The other thing that got me was the collection of books that I’ve built up, treasured and re-read over the years. When I was growing up, I’d always imagined having a marvellously lovely sitting room with floor-to-ceiling bookcases. That hasn’t happened yet so I was brutal with myself and decided to let go of the books I hadn’t read for years and could get from the library anyway.
But, as was the case with various letters, photos and nick-nacks, some just had to stay. My Narnia and Beatrix Potter stories. The precious limericks and poems I’d always hoped to read to my children. Books with inscriptions which add personal value. My great-grandmother’s initialed prayer book. Those were boxed up and put into the attic, much to Mum’s patient despair.
Saturday’s epic sort-out was about reducing stuff and possessions, obviously, but it was also about so much more than that. It was about letting go of how I used to think life would be. About coming to terms with not owning the house that, as a child, I’d always pictured myself in. About not yet having children to read those special stories to. About the current absence of that one person who would love me enough to want to plough through my treasured collection of random memories that have made me me.

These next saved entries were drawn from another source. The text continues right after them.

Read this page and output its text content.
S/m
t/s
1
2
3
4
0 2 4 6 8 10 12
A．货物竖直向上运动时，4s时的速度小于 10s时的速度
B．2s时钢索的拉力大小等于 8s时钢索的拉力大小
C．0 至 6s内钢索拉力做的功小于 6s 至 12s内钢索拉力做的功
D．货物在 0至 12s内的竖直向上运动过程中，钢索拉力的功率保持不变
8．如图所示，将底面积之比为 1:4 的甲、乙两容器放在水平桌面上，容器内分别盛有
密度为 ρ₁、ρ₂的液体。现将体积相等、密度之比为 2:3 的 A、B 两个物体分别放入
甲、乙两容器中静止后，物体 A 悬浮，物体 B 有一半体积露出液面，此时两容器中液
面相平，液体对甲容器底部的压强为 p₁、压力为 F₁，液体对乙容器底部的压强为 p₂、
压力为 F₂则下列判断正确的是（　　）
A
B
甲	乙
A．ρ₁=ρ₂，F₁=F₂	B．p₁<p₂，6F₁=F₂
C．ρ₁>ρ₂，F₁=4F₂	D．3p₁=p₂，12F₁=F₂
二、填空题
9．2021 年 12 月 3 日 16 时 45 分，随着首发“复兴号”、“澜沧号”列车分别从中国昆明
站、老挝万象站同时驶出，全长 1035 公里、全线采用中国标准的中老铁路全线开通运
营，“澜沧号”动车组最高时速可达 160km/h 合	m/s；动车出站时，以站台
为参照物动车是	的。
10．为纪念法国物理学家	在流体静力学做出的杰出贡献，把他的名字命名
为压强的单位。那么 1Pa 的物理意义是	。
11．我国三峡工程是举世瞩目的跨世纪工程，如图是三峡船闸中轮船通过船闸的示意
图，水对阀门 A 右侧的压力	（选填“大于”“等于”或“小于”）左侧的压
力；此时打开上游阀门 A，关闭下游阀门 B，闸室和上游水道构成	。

Last time I sorted stuff out I cried. This time it was more therapeutic and satisfying and I encouraged myself reflect on what it means, in this context, to lose life in order to find it. More than that, I was delighted to discover a £20 M&S token, my European health insurance card (now I have two which is brilliant for next time I lose one), my spare bike key, and lots of much needed hair bands and biros. Result!
When I was at a conference in Kyrgyzstan, I remember smiling at the slight mistranslation of the speaker’s comment about having a lot of (metaphorical) baggage. “He had a lot of luggages”, said the young interpreter. I’ve always loved that expression and the way it so beautifully conflates our emotional baggage and the physical stuff we carry through life. All that we struggle to leave behind.
One day I will be gone and my place will remember me no more. None of my luggages will matter much then.
Hopefully I won’t have thrown the wrong bits of life away.